Volatility jumped higher at the end of the week, after state owed Dubai world requested to postpone its debt paybacks. Once the news hit headlines Wednesday evening, it immediately caused panic, as the amount of global lenders who are expected to be affected by the situation is still not known. Dubai world is a government owned holding company that is at the center of Dubai's thrust to diversify its economy into property, leisure and investment, both locally and globally. The news hit the equity markets hard having an immediate impact on the Dollar and the Yen. Both the currencies soared as investors rushed into safe-haven, exiting riskier assets, such as equities.

The S&P 500 index lost 19 points on Friday and finished the week settling at 1091.5, unchanged for the week. The week started on a bright spot and seemed to be heading for a positive week which would have created solid returns for the month of November. Market participants were greeted with positive news on Monday after the Euro-zone showed improving data. The markets remained firm on Tuesday and Wednesday as traders absorbed a plethora of economic data. On Wednesday the US Commerce Department released better than expected housing data. New-home sales unexpectedly climbed in October despite bad weather and uncertainty over a big tax credit for first-time buyers. Sales of single-family homes increased 6.2% to a seasonally adjusted annual rate of 430,000. Economists surveyed estimated a 1.0% drop to a 398,000 annual rate.

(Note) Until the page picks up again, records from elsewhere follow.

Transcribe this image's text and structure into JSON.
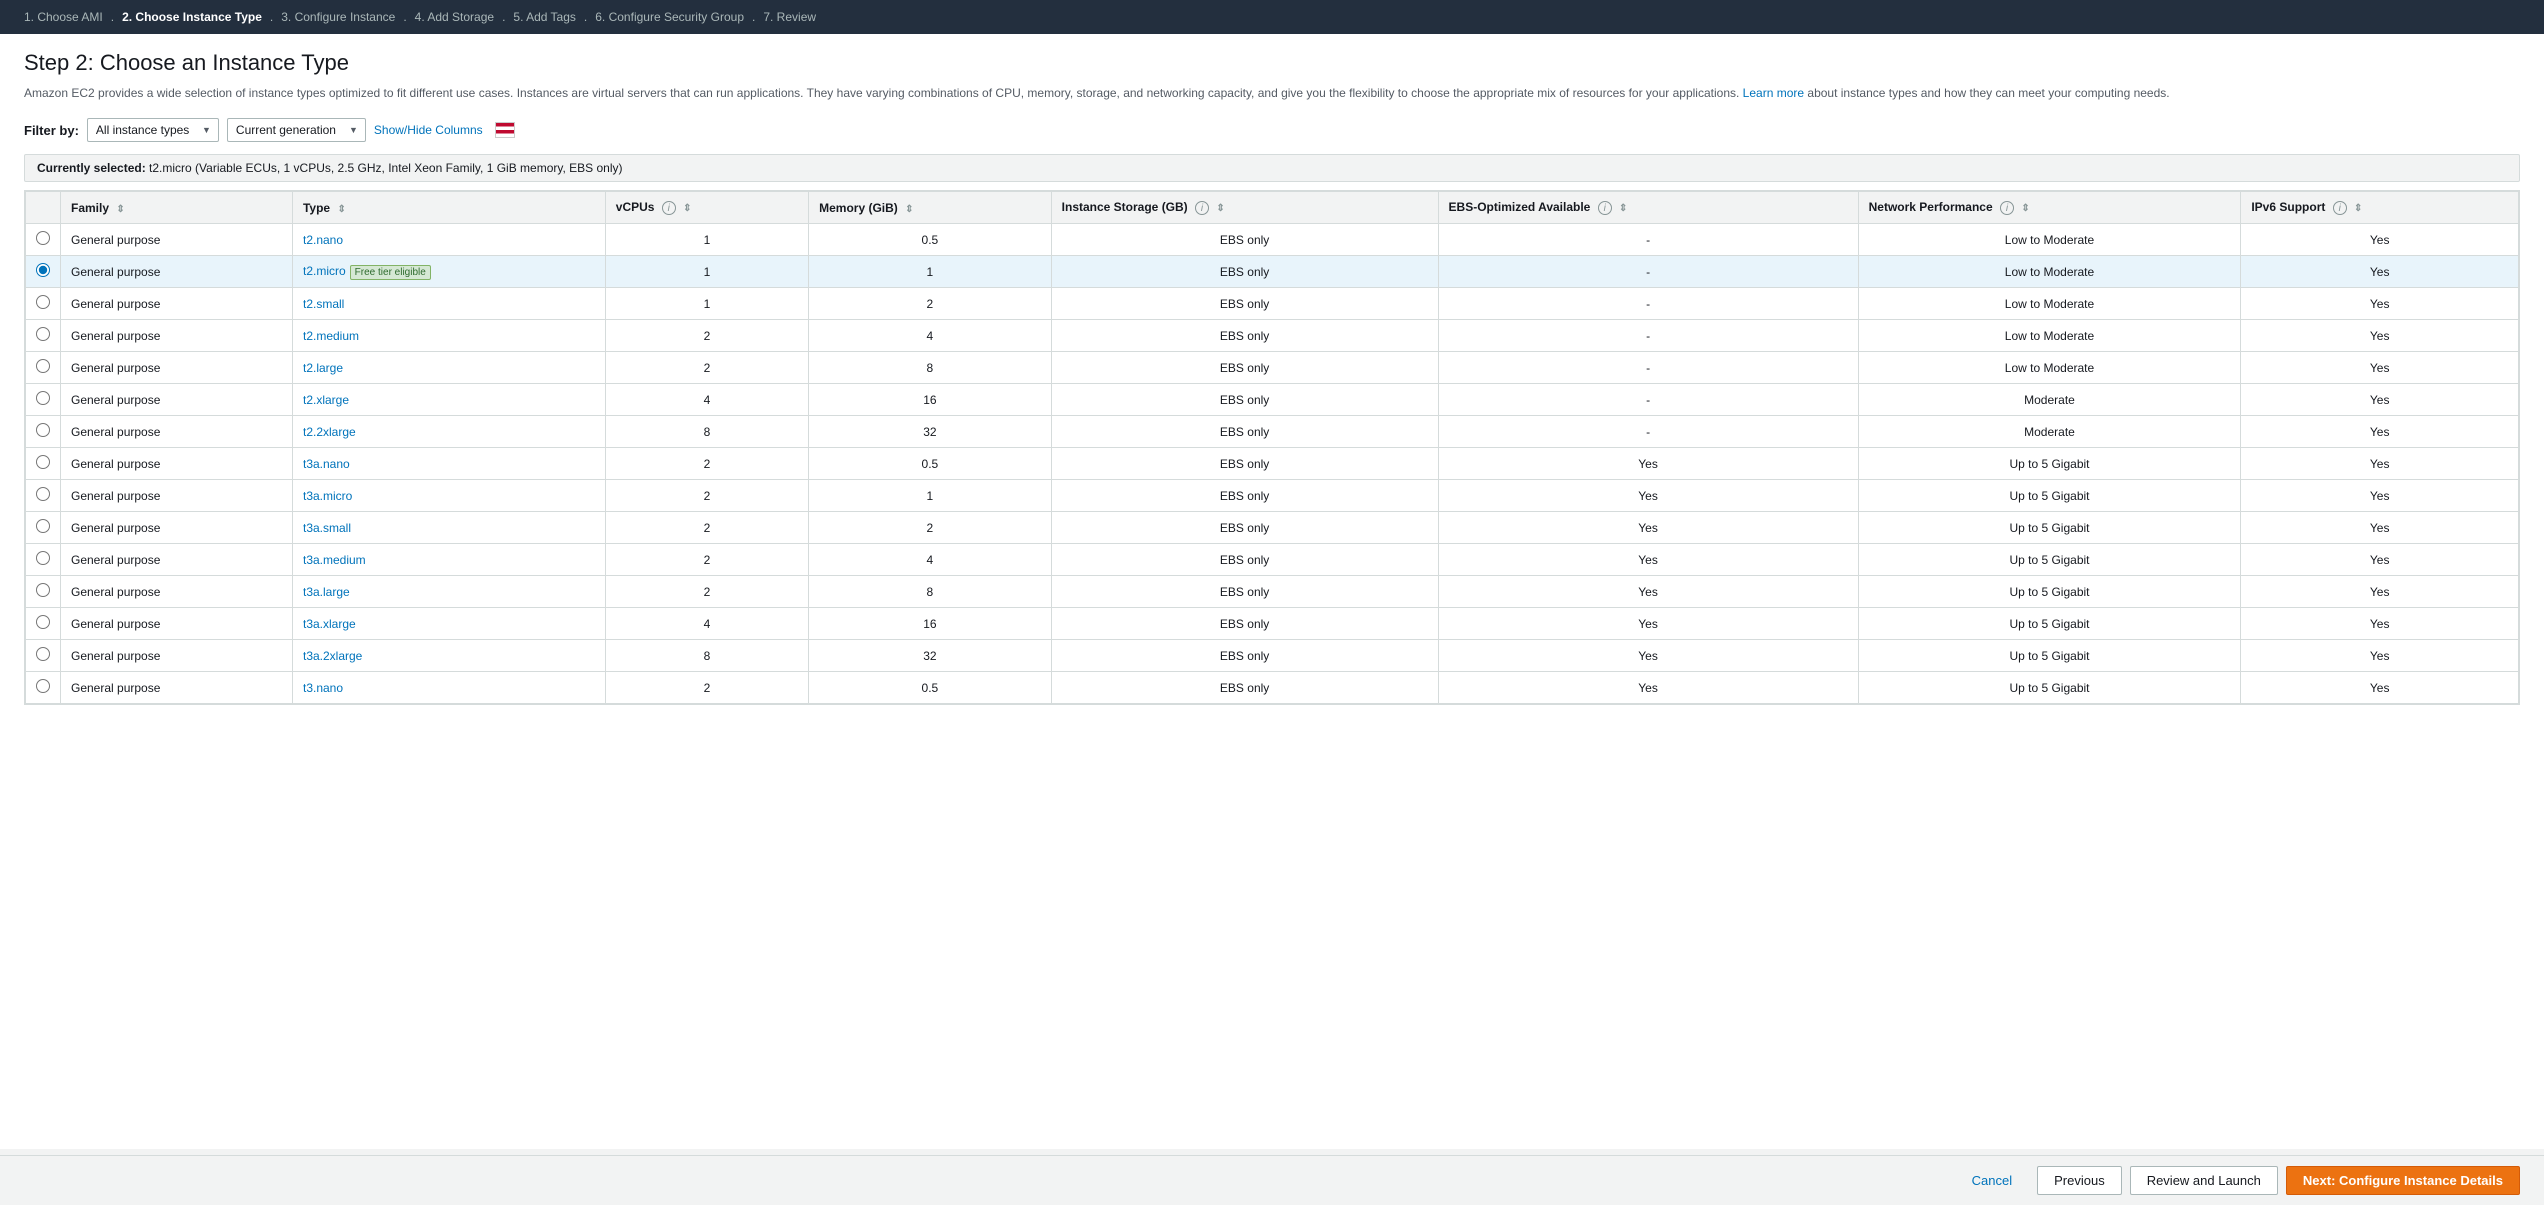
{
  "nav": {
    "steps": [
      {
        "id": "step1",
        "label": "1. Choose AMI",
        "active": false
      },
      {
        "id": "step2",
        "label": "2. Choose Instance Type",
        "active": true
      },
      {
        "id": "step3",
        "label": "3. Configure Instance",
        "active": false
      },
      {
        "id": "step4",
        "label": "4. Add Storage",
        "active": false
      },
      {
        "id": "step5",
        "label": "5. Add Tags",
        "active": false
      },
      {
        "id": "step6",
        "label": "6. Configure Security Group",
        "active": false
      },
      {
        "id": "step7",
        "label": "7. Review",
        "active": false
      }
    ]
  },
  "page": {
    "title": "Step 2: Choose an Instance Type",
    "description": "Amazon EC2 provides a wide selection of instance types optimized to fit different use cases. Instances are virtual servers that can run applications. They have varying combinations of CPU, memory, storage, and networking capacity, and give you the flexibility to choose the appropriate mix of resources for your applications.",
    "learn_more_link": "Learn more",
    "description_suffix": " about instance types and how they can meet your computing needs."
  },
  "filter": {
    "label": "Filter by:",
    "instance_types_label": "All instance types",
    "generation_label": "Current generation",
    "show_hide_label": "Show/Hide Columns"
  },
  "currently_selected": {
    "label": "Currently selected:",
    "value": "t2.micro (Variable ECUs, 1 vCPUs, 2.5 GHz, Intel Xeon Family, 1 GiB memory, EBS only)"
  },
  "table": {
    "headers": [
      {
        "id": "checkbox",
        "label": "",
        "info": false,
        "sort": false
      },
      {
        "id": "family",
        "label": "Family",
        "info": false,
        "sort": true
      },
      {
        "id": "type",
        "label": "Type",
        "info": false,
        "sort": true
      },
      {
        "id": "vcpus",
        "label": "vCPUs",
        "info": true,
        "sort": true
      },
      {
        "id": "memory",
        "label": "Memory (GiB)",
        "info": false,
        "sort": true
      },
      {
        "id": "instance_storage",
        "label": "Instance Storage (GB)",
        "info": true,
        "sort": true
      },
      {
        "id": "ebs_optimized",
        "label": "EBS-Optimized Available",
        "info": true,
        "sort": true
      },
      {
        "id": "network_performance",
        "label": "Network Performance",
        "info": true,
        "sort": true
      },
      {
        "id": "ipv6_support",
        "label": "IPv6 Support",
        "info": true,
        "sort": true
      }
    ],
    "rows": [
      {
        "selected": false,
        "family": "General purpose",
        "type": "t2.nano",
        "vcpus": "1",
        "memory": "0.5",
        "storage": "EBS only",
        "ebs_optimized": "-",
        "network": "Low to Moderate",
        "ipv6": "Yes",
        "free_tier": false
      },
      {
        "selected": true,
        "family": "General purpose",
        "type": "t2.micro",
        "vcpus": "1",
        "memory": "1",
        "storage": "EBS only",
        "ebs_optimized": "-",
        "network": "Low to Moderate",
        "ipv6": "Yes",
        "free_tier": true
      },
      {
        "selected": false,
        "family": "General purpose",
        "type": "t2.small",
        "vcpus": "1",
        "memory": "2",
        "storage": "EBS only",
        "ebs_optimized": "-",
        "network": "Low to Moderate",
        "ipv6": "Yes",
        "free_tier": false
      },
      {
        "selected": false,
        "family": "General purpose",
        "type": "t2.medium",
        "vcpus": "2",
        "memory": "4",
        "storage": "EBS only",
        "ebs_optimized": "-",
        "network": "Low to Moderate",
        "ipv6": "Yes",
        "free_tier": false
      },
      {
        "selected": false,
        "family": "General purpose",
        "type": "t2.large",
        "vcpus": "2",
        "memory": "8",
        "storage": "EBS only",
        "ebs_optimized": "-",
        "network": "Low to Moderate",
        "ipv6": "Yes",
        "free_tier": false
      },
      {
        "selected": false,
        "family": "General purpose",
        "type": "t2.xlarge",
        "vcpus": "4",
        "memory": "16",
        "storage": "EBS only",
        "ebs_optimized": "-",
        "network": "Moderate",
        "ipv6": "Yes",
        "free_tier": false
      },
      {
        "selected": false,
        "family": "General purpose",
        "type": "t2.2xlarge",
        "vcpus": "8",
        "memory": "32",
        "storage": "EBS only",
        "ebs_optimized": "-",
        "network": "Moderate",
        "ipv6": "Yes",
        "free_tier": false
      },
      {
        "selected": false,
        "family": "General purpose",
        "type": "t3a.nano",
        "vcpus": "2",
        "memory": "0.5",
        "storage": "EBS only",
        "ebs_optimized": "Yes",
        "network": "Up to 5 Gigabit",
        "ipv6": "Yes",
        "free_tier": false
      },
      {
        "selected": false,
        "family": "General purpose",
        "type": "t3a.micro",
        "vcpus": "2",
        "memory": "1",
        "storage": "EBS only",
        "ebs_optimized": "Yes",
        "network": "Up to 5 Gigabit",
        "ipv6": "Yes",
        "free_tier": false
      },
      {
        "selected": false,
        "family": "General purpose",
        "type": "t3a.small",
        "vcpus": "2",
        "memory": "2",
        "storage": "EBS only",
        "ebs_optimized": "Yes",
        "network": "Up to 5 Gigabit",
        "ipv6": "Yes",
        "free_tier": false
      },
      {
        "selected": false,
        "family": "General purpose",
        "type": "t3a.medium",
        "vcpus": "2",
        "memory": "4",
        "storage": "EBS only",
        "ebs_optimized": "Yes",
        "network": "Up to 5 Gigabit",
        "ipv6": "Yes",
        "free_tier": false
      },
      {
        "selected": false,
        "family": "General purpose",
        "type": "t3a.large",
        "vcpus": "2",
        "memory": "8",
        "storage": "EBS only",
        "ebs_optimized": "Yes",
        "network": "Up to 5 Gigabit",
        "ipv6": "Yes",
        "free_tier": false
      },
      {
        "selected": false,
        "family": "General purpose",
        "type": "t3a.xlarge",
        "vcpus": "4",
        "memory": "16",
        "storage": "EBS only",
        "ebs_optimized": "Yes",
        "network": "Up to 5 Gigabit",
        "ipv6": "Yes",
        "free_tier": false
      },
      {
        "selected": false,
        "family": "General purpose",
        "type": "t3a.2xlarge",
        "vcpus": "8",
        "memory": "32",
        "storage": "EBS only",
        "ebs_optimized": "Yes",
        "network": "Up to 5 Gigabit",
        "ipv6": "Yes",
        "free_tier": false
      },
      {
        "selected": false,
        "family": "General purpose",
        "type": "t3.nano",
        "vcpus": "2",
        "memory": "0.5",
        "storage": "EBS only",
        "ebs_optimized": "Yes",
        "network": "Up to 5 Gigabit",
        "ipv6": "Yes",
        "free_tier": false
      }
    ]
  },
  "bottom_nav": {
    "cancel_label": "Cancel",
    "previous_label": "Previous",
    "review_label": "Review and Launch",
    "next_label": "Next: Configure Instance Details"
  }
}
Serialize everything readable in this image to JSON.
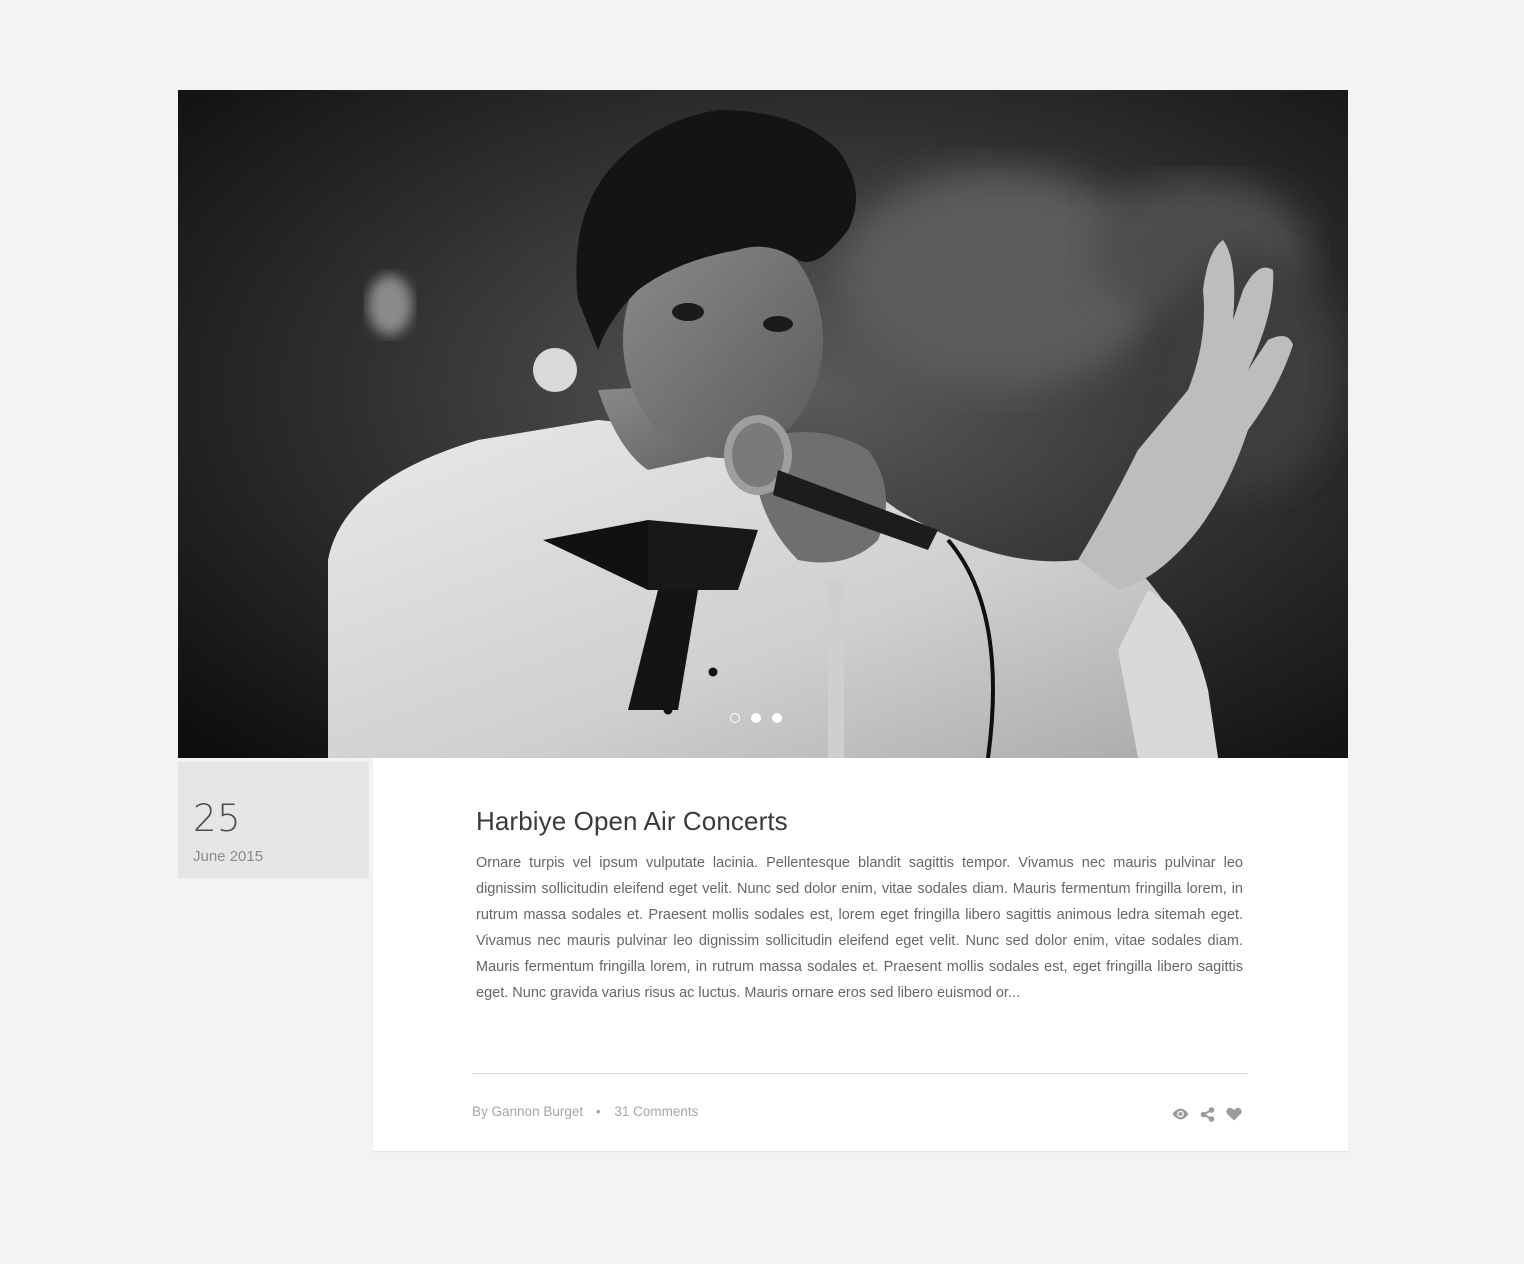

Jobless Claims also had an impact on the trading week as the numbers showed that initial claims for unemployment benefits declined by 35,000 to 466,000 in the week ended Nov. 21. It was the lowest claims figure since September 2008. The four-week moving average of new claims, which aims to smooth volatility in the data, also fell, by 16,500 to 496,500.

Over in Europe, business and consumer confidence in the 16 countries that use the euro continued to improve in November, while capacity use in the manufacturing sector rose for the first time since the onset of the financial crisis. A monthly survey by the European Commission showed Friday that the overall Economic Sentiment Indicator, or ESI, for the euro zone rose sharply to 88.8 from 86.1 in October. The increase in the ESI was stronger than expected, with economists surveyed last week having forecast it would increase to 88.1. It was the eighth straight month in which sentiment improved.